11.1.12

Committee top spots tilted to conservatives, reformers


Permanent standing committee chairmen-designates are out for the Louisiana Legislature, and with it perhaps some skewed regional news but good news for the conservative, reform agenda.

In the Senate, the partisan breakdown, 11 from the GOP of the 17, was fairly proportional to their presence in the chamber as a whole. But regional differences titled north and southeast. North Louisiana (and especially Ouachita Parish, with two) hit it big with seven chairmen, a part of the state with only about a fifth of the state’s population. And the 2010 census revealed that while the New Orleans Metropolitan Statistical Area had about a quarter of the state’s population and got about that many of the chairmanships, the Northshore picked up three spots and the River Parishes picked up another, so including Pres. Republican John Alario, half of the 18 meaningful positions of power are held by individuals within 50 miles of Orleans Parish.

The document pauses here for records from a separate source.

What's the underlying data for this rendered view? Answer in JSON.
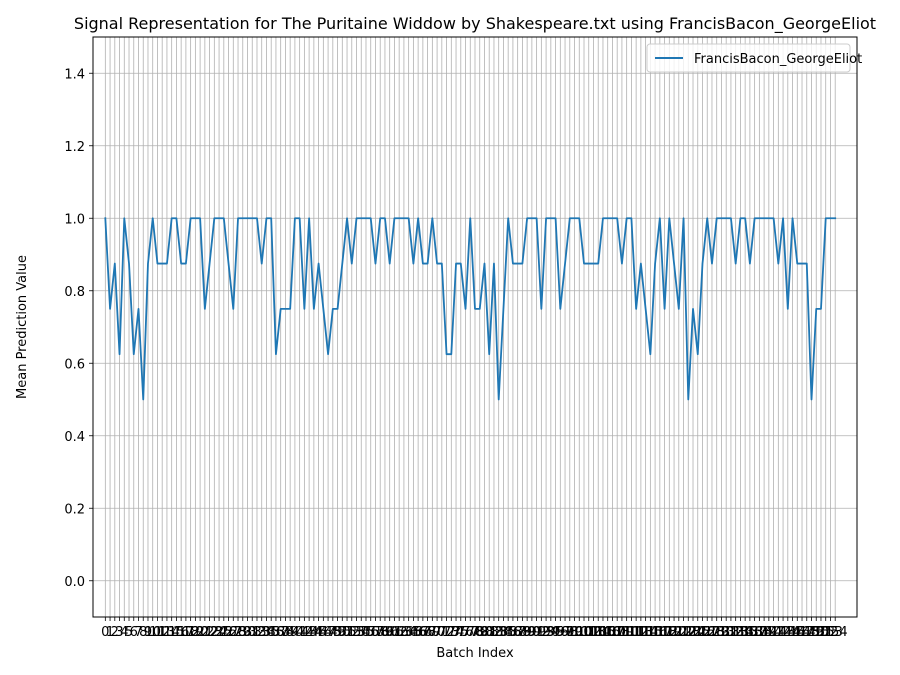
{
  "chart_data": {
    "type": "line",
    "title": "Signal Representation for The Puritaine Widdow by Shakespeare.txt using FrancisBacon_GeorgeEliot",
    "xlabel": "Batch Index",
    "ylabel": "Mean Prediction Value",
    "xlim": [
      -2.6,
      158.6
    ],
    "ylim": [
      -0.1,
      1.5
    ],
    "yticks": [
      0.0,
      0.2,
      0.4,
      0.6,
      0.8,
      1.0,
      1.2,
      1.4
    ],
    "grid": true,
    "legend_position": "top-right",
    "colors": {
      "series": "#1f77b4",
      "grid": "#b0b0b0"
    },
    "series": [
      {
        "name": "FrancisBacon_GeorgeEliot",
        "x_start": 0,
        "values": [
          1.0,
          0.75,
          0.875,
          0.625,
          1.0,
          0.875,
          0.625,
          0.75,
          0.5,
          0.875,
          1.0,
          0.875,
          0.875,
          0.875,
          1.0,
          1.0,
          0.875,
          0.875,
          1.0,
          1.0,
          1.0,
          0.75,
          0.875,
          1.0,
          1.0,
          1.0,
          0.875,
          0.75,
          1.0,
          1.0,
          1.0,
          1.0,
          1.0,
          0.875,
          1.0,
          1.0,
          0.625,
          0.75,
          0.75,
          0.75,
          1.0,
          1.0,
          0.75,
          1.0,
          0.75,
          0.875,
          0.75,
          0.625,
          0.75,
          0.75,
          0.875,
          1.0,
          0.875,
          1.0,
          1.0,
          1.0,
          1.0,
          0.875,
          1.0,
          1.0,
          0.875,
          1.0,
          1.0,
          1.0,
          1.0,
          0.875,
          1.0,
          0.875,
          0.875,
          1.0,
          0.875,
          0.875,
          0.625,
          0.625,
          0.875,
          0.875,
          0.75,
          1.0,
          0.75,
          0.75,
          0.875,
          0.625,
          0.875,
          0.5,
          0.75,
          1.0,
          0.875,
          0.875,
          0.875,
          1.0,
          1.0,
          1.0,
          0.75,
          1.0,
          1.0,
          1.0,
          0.75,
          0.875,
          1.0,
          1.0,
          1.0,
          0.875,
          0.875,
          0.875,
          0.875,
          1.0,
          1.0,
          1.0,
          1.0,
          0.875,
          1.0,
          1.0,
          0.75,
          0.875,
          0.75,
          0.625,
          0.875,
          1.0,
          0.75,
          1.0,
          0.875,
          0.75,
          1.0,
          0.5,
          0.75,
          0.625,
          0.875,
          1.0,
          0.875,
          1.0,
          1.0,
          1.0,
          1.0,
          0.875,
          1.0,
          1.0,
          0.875,
          1.0,
          1.0,
          1.0,
          1.0,
          1.0,
          0.875,
          1.0,
          0.75,
          1.0,
          0.875,
          0.875,
          0.875,
          0.5,
          0.75,
          0.75,
          1.0,
          1.0,
          1.0
        ]
      }
    ]
  }
}
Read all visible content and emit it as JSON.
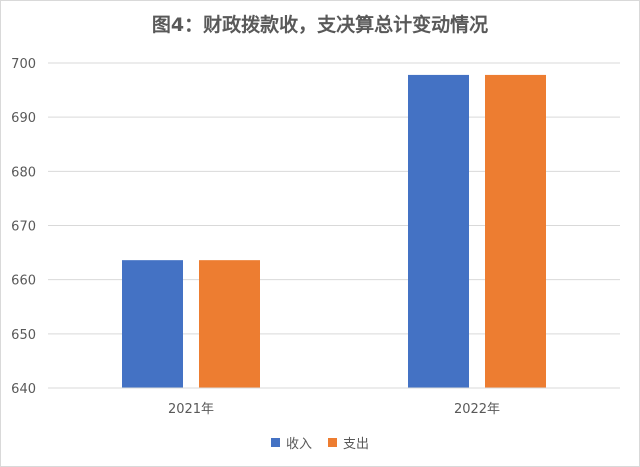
{
  "chart_data": {
    "type": "bar",
    "title": "图4：财政拨款收，支决算总计变动情况",
    "categories": [
      "2021年",
      "2022年"
    ],
    "series": [
      {
        "name": "收入",
        "values": [
          663.6,
          697.8
        ],
        "color": "#4472C4"
      },
      {
        "name": "支出",
        "values": [
          663.6,
          697.8
        ],
        "color": "#ED7D31"
      }
    ],
    "ylim": [
      640,
      700
    ],
    "yticks": [
      640,
      650,
      660,
      670,
      680,
      690,
      700
    ],
    "grid": true,
    "legend": "bottom"
  }
}
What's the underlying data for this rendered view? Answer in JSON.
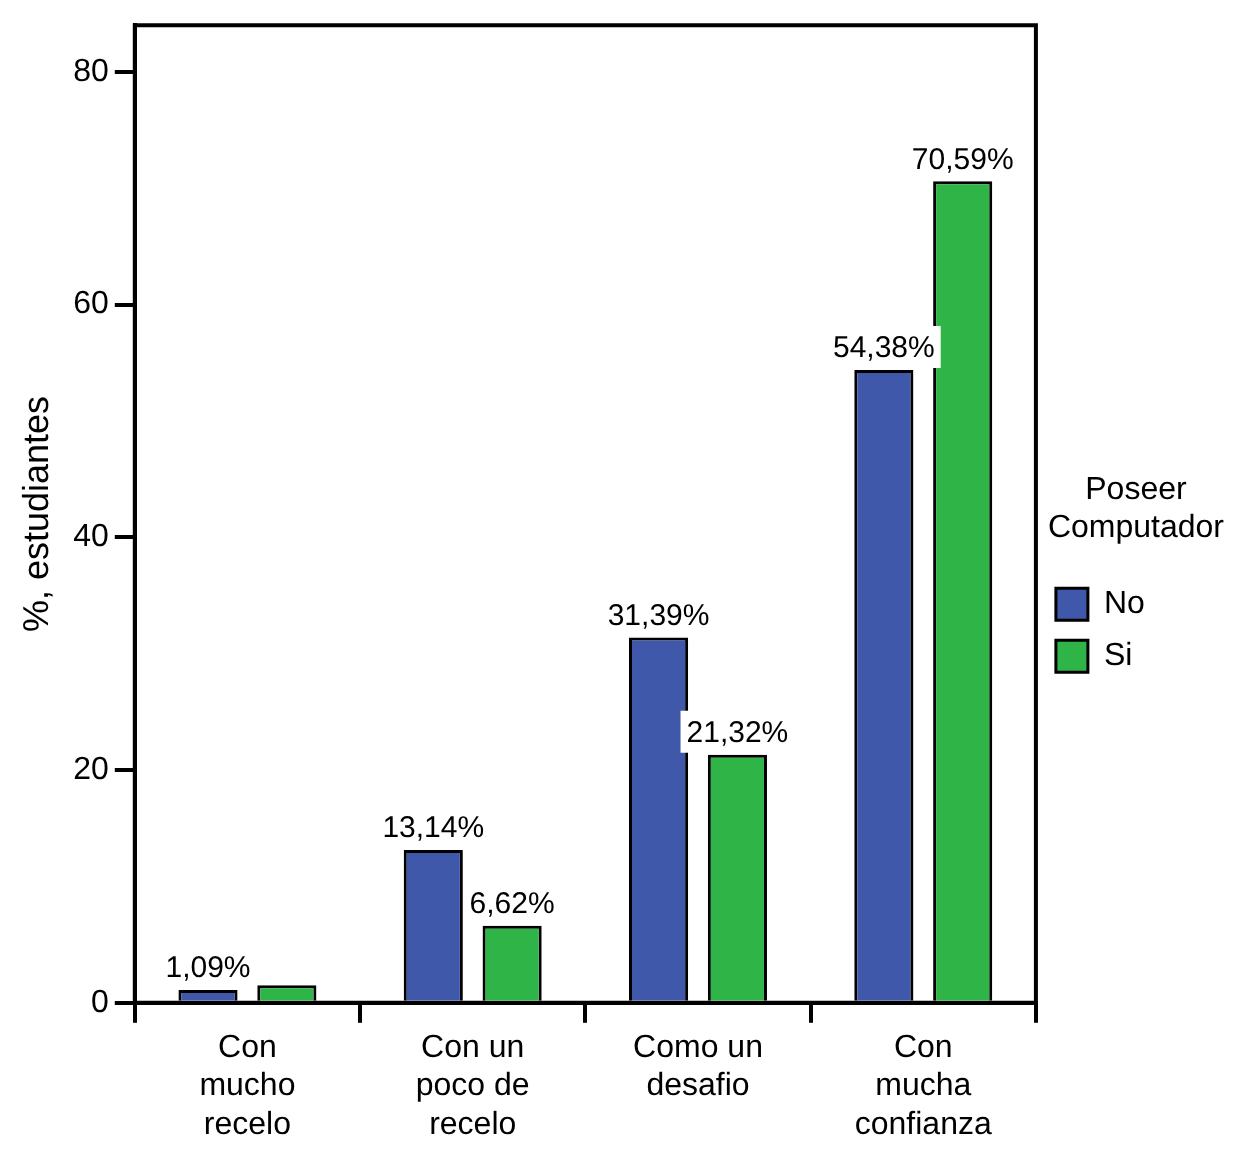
{
  "chart_data": {
    "type": "bar",
    "ylabel": "%, estudiantes",
    "legend_title": "Poseer Computador",
    "categories": [
      "Con mucho recelo",
      "Con un poco de recelo",
      "Como un desafio",
      "Con mucha confianza"
    ],
    "series": [
      {
        "name": "No",
        "color": "#3f58a9",
        "values": [
          1.09,
          13.14,
          31.39,
          54.38
        ],
        "value_labels": [
          "1,09%",
          "13,14%",
          "31,39%",
          "54,38%"
        ]
      },
      {
        "name": "Si",
        "color": "#2fb547",
        "values": [
          1.5,
          6.62,
          21.32,
          70.59
        ],
        "value_labels": [
          null,
          "6,62%",
          "21,32%",
          "70,59%"
        ]
      }
    ],
    "ylim": [
      0,
      84
    ],
    "yticks": [
      0,
      20,
      40,
      60,
      80
    ],
    "grid": false,
    "legend": "right"
  }
}
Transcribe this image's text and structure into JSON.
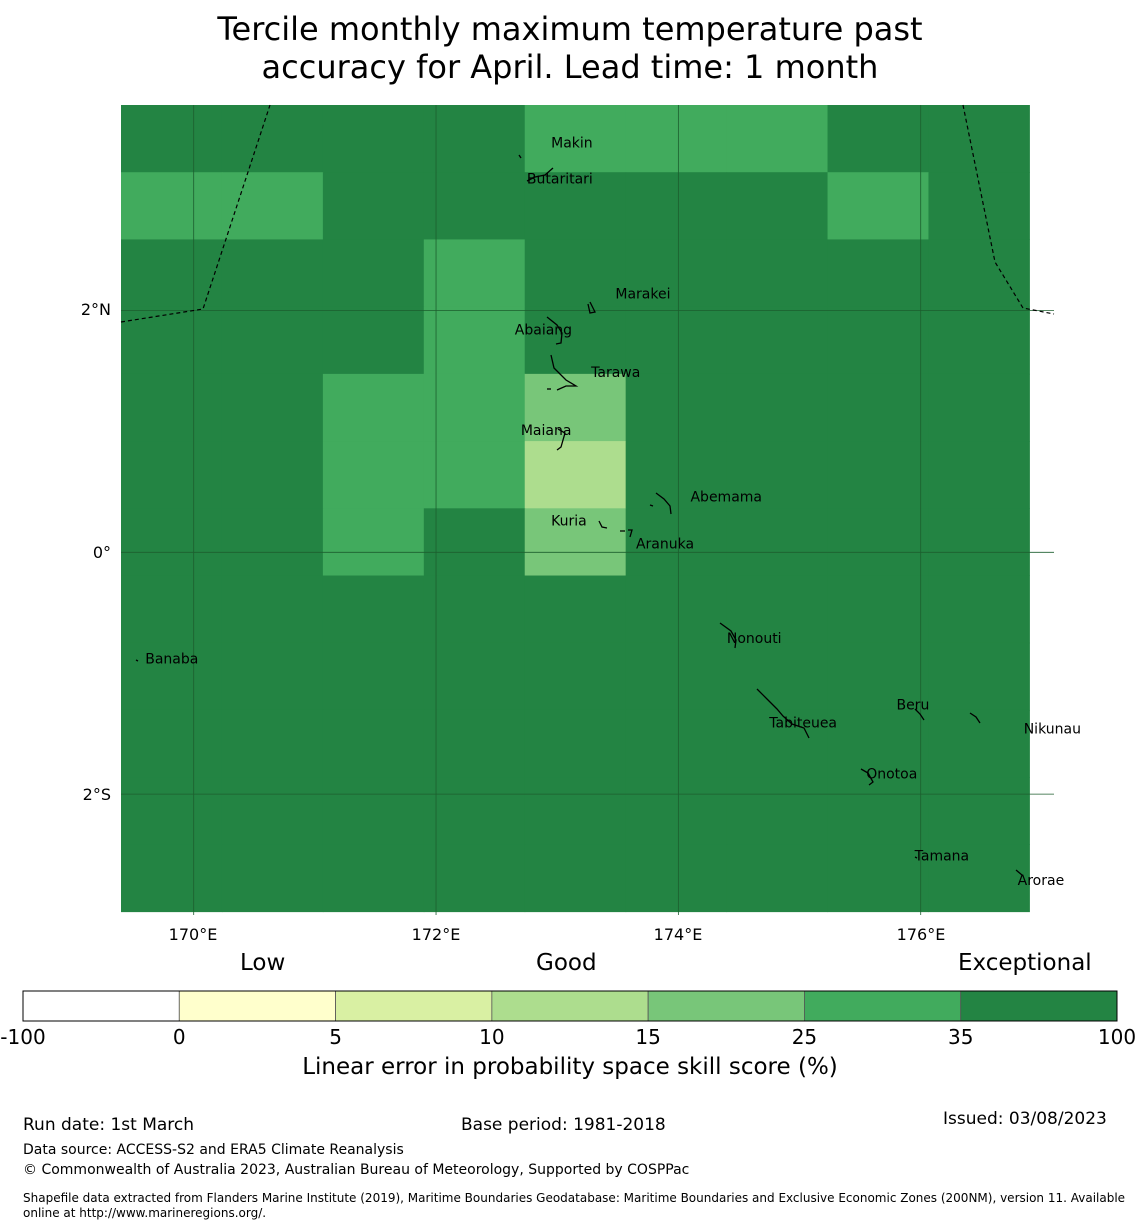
{
  "title_line1": "Tercile monthly maximum temperature past",
  "title_line2": "accuracy for April. Lead time: 1 month",
  "map": {
    "lon_ticks": [
      "170°E",
      "172°E",
      "174°E",
      "176°E"
    ],
    "lat_ticks": [
      "2°N",
      "0°",
      "2°S"
    ],
    "lon_range": [
      169.4,
      177.1
    ],
    "lat_range": [
      -3.0,
      3.7
    ],
    "grid": {
      "lon0": 169.4,
      "lat_top": 3.7,
      "dlon": 0.833,
      "dlat": 0.556,
      "cols": 9,
      "rows": 12,
      "cells": [
        [
          6,
          6,
          6,
          6,
          5,
          5,
          5,
          6,
          6
        ],
        [
          5,
          5,
          6,
          6,
          6,
          6,
          6,
          5,
          6
        ],
        [
          6,
          6,
          6,
          5,
          6,
          6,
          6,
          6,
          6
        ],
        [
          6,
          6,
          6,
          5,
          6,
          6,
          6,
          6,
          6
        ],
        [
          6,
          6,
          5,
          5,
          4,
          6,
          6,
          6,
          6
        ],
        [
          6,
          6,
          5,
          5,
          3,
          6,
          6,
          6,
          6
        ],
        [
          6,
          6,
          5,
          6,
          4,
          6,
          6,
          6,
          6
        ],
        [
          6,
          6,
          6,
          6,
          6,
          6,
          6,
          6,
          6
        ],
        [
          6,
          6,
          6,
          6,
          6,
          6,
          6,
          6,
          6
        ],
        [
          6,
          6,
          6,
          6,
          6,
          6,
          6,
          6,
          6
        ],
        [
          6,
          6,
          6,
          6,
          6,
          6,
          6,
          6,
          6
        ],
        [
          6,
          6,
          6,
          6,
          6,
          6,
          6,
          6,
          6
        ]
      ]
    },
    "islands": [
      {
        "name": "Makin",
        "lon": 172.95,
        "lat": 3.35
      },
      {
        "name": "Butaritari",
        "lon": 172.75,
        "lat": 3.05
      },
      {
        "name": "Marakei",
        "lon": 173.48,
        "lat": 2.1
      },
      {
        "name": "Abaiang",
        "lon": 172.65,
        "lat": 1.8
      },
      {
        "name": "Tarawa",
        "lon": 173.28,
        "lat": 1.45
      },
      {
        "name": "Maiana",
        "lon": 172.7,
        "lat": 0.97
      },
      {
        "name": "Abemama",
        "lon": 174.1,
        "lat": 0.42
      },
      {
        "name": "Kuria",
        "lon": 172.95,
        "lat": 0.22
      },
      {
        "name": "Aranuka",
        "lon": 173.65,
        "lat": 0.03
      },
      {
        "name": "Banaba",
        "lon": 169.6,
        "lat": -0.92
      },
      {
        "name": "Nonouti",
        "lon": 174.4,
        "lat": -0.75
      },
      {
        "name": "Tabiteuea",
        "lon": 174.75,
        "lat": -1.45
      },
      {
        "name": "Beru",
        "lon": 175.8,
        "lat": -1.3
      },
      {
        "name": "Nikunau",
        "lon": 176.85,
        "lat": -1.5
      },
      {
        "name": "Onotoa",
        "lon": 175.55,
        "lat": -1.87
      },
      {
        "name": "Tamana",
        "lon": 175.95,
        "lat": -2.55
      },
      {
        "name": "Arorae",
        "lon": 176.8,
        "lat": -2.75
      }
    ]
  },
  "colorbar": {
    "categories": [
      "Low",
      "Good",
      "Exceptional"
    ],
    "ticks": [
      "-100",
      "0",
      "5",
      "10",
      "15",
      "25",
      "35",
      "100"
    ],
    "colors": [
      "#ffffff",
      "#ffffcc",
      "#d9f0a3",
      "#addd8e",
      "#78c679",
      "#41ab5d",
      "#238443"
    ],
    "label": "Linear error in probability space skill score (%)"
  },
  "footer": {
    "run_date": "Run date: 1st March",
    "base_period": "Base period: 1981-2018",
    "issued": "Issued: 03/08/2023",
    "data_source": "Data source: ACCESS-S2 and ERA5 Climate Reanalysis",
    "copyright": "© Commonwealth of Australia 2023, Australian Bureau of Meteorology, Supported by COSPPac",
    "shapefile": "Shapefile data extracted from Flanders Marine Institute (2019), Maritime Boundaries Geodatabase: Maritime Boundaries and Exclusive Economic Zones (200NM), version 11. Available online at http://www.marineregions.org/."
  }
}
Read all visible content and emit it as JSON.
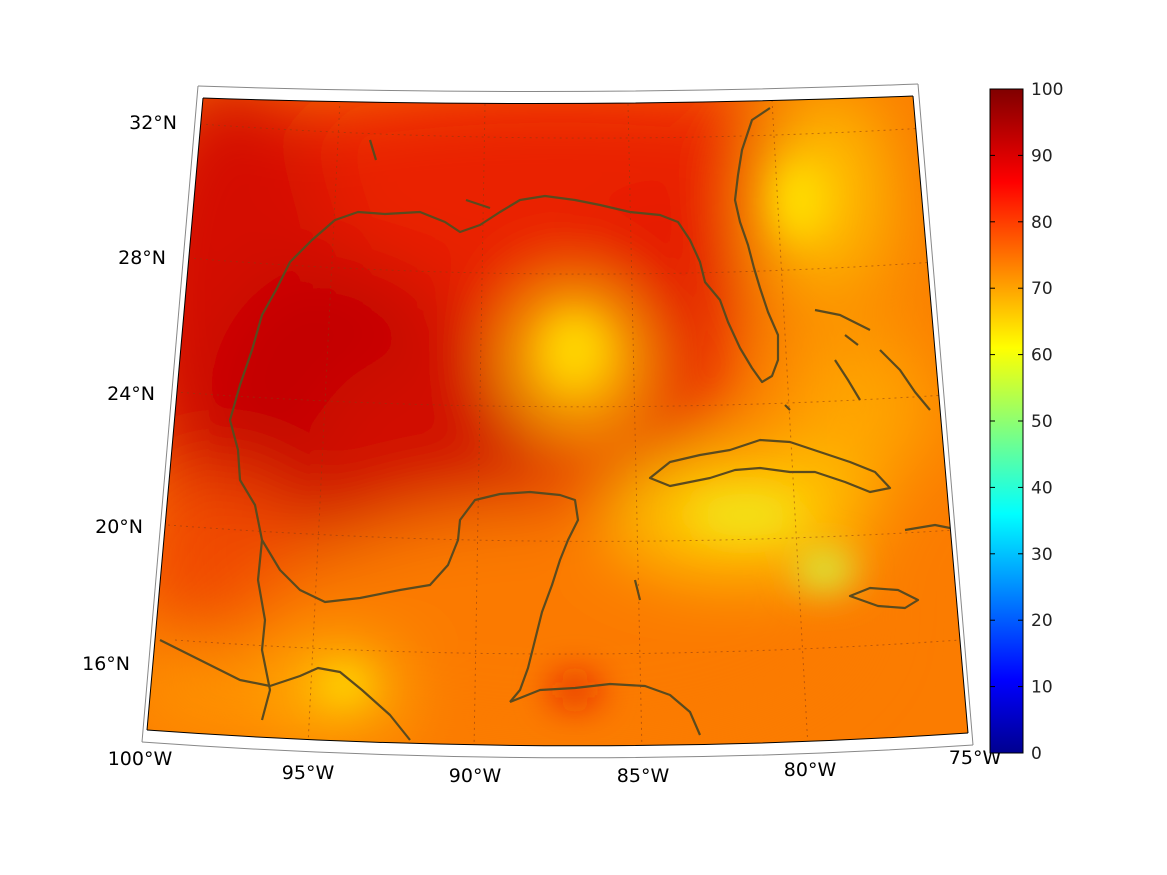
{
  "map": {
    "projection": "conic (Lambert-like)",
    "region": "Gulf of Mexico and western Caribbean",
    "lon_range": [
      -100,
      -75
    ],
    "lat_range": [
      14,
      33
    ],
    "field_colors": {
      "hot_core": "#b80000",
      "red": "#e01a00",
      "orange_red": "#f04a00",
      "orange": "#fb7c00",
      "amber": "#ffab00",
      "yellow": "#f6e61a",
      "pale_green_yellow": "#c9f04a"
    },
    "coastline_color": "#5a4a1e",
    "graticule_style": "dotted"
  },
  "axes": {
    "longitude_ticks": [
      "100°W",
      "95°W",
      "90°W",
      "85°W",
      "80°W",
      "75°W"
    ],
    "latitude_ticks": [
      "16°N",
      "20°N",
      "24°N",
      "28°N",
      "32°N"
    ]
  },
  "colorbar": {
    "colormap": "jet",
    "min": 0,
    "max": 100,
    "ticks": [
      "0",
      "10",
      "20",
      "30",
      "40",
      "50",
      "60",
      "70",
      "80",
      "90",
      "100"
    ]
  }
}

The real shutout occurred with the Baton Rouge MSA where, despite comprising one-sixth of the state’s population, only one chairwomanship got scored there, and the remaining one was out yonder west. Demographics and partisanship had something to do with these skewed results, but also experience and, particularly in the case of the Baton Rouge area, compatibility with the Gov. Bobby Jindal agenda.


Most notably, that consideration removed Democrat state Sen. Ben Nevers from his previous Education leadership. Also interestingly, Republican state Sen. Bob Kostelka got shunted away from heading up again Senate and Governmental Affairs, perhaps after some criticism of his outspokenness and stubbornness during redistricting last year. Yet looking at the lineup, Alario (with, he asserts, the Jindal Adminstration’s input), almost perfectly rank-ordered, from most to least important, assignments where conservative Republicans (also supportive of Jindal’s agenda) got the most powerful committees and liberal Democrats the least. There even was room for a spot of rehabilitation, where a minor top committee job went to Jindal antagonist state Sen. Robert Adley, after being denied one last term, perhaps as he now is the longest-serving in the chamber.

Across the way, Republican Speaker Chuck Kleckley followed the same rank-ordering strategy, likewise sloughing off Democrats to heading the least important committees even as Republicans only have none of the 16 top jobs. No hard feelings existed for state Rep. Joel Robideaux, former speaker pro-tem who had wanted the speaker’s job and had to give up the other job in a quest for partisan balance (while both are considered the chamber’s only full-time positions and are paid as such, the pro-tem spot has little real power), who got the plum Ways and Means position. Also crucial to reform agendas, state Rep. Steve Carter will head up Education, while state Rep. Kevin Pearson will oversee Retirement, both reliable conservative, reformist Republicans who already have sponsored several excellent bills in these areas.

In the House panels, the regional situation here is the mirror of the Senate’s in the north, with only two spots allocated, while the Baton Rouge MSA does much better, the New Orleans MSA and Northshore about the same, and central and western Louisiana with Acadiana get more numbers relative to the Senate. Thus, when combining the two chambers, this leaves north Louisiana and the Northshore a little better than demographics would suggest, Baton Rouge, and Acadiana a little worse, and everywhere else about congruent.

If anything, the Republican majority bent over backwards to dole out leadership spots compared to the Democrats when they ran things in the Senate four years ago (Republicans were in the numerical minority in the House, but had the speakership then, producing a balance in chairmanships about the same as the incoming lineup). But when it comes to the distribution of power, especially in terms of whose agenda is best served, clearly conservatism and reform instincts are favored – a first in the Legislature’s history.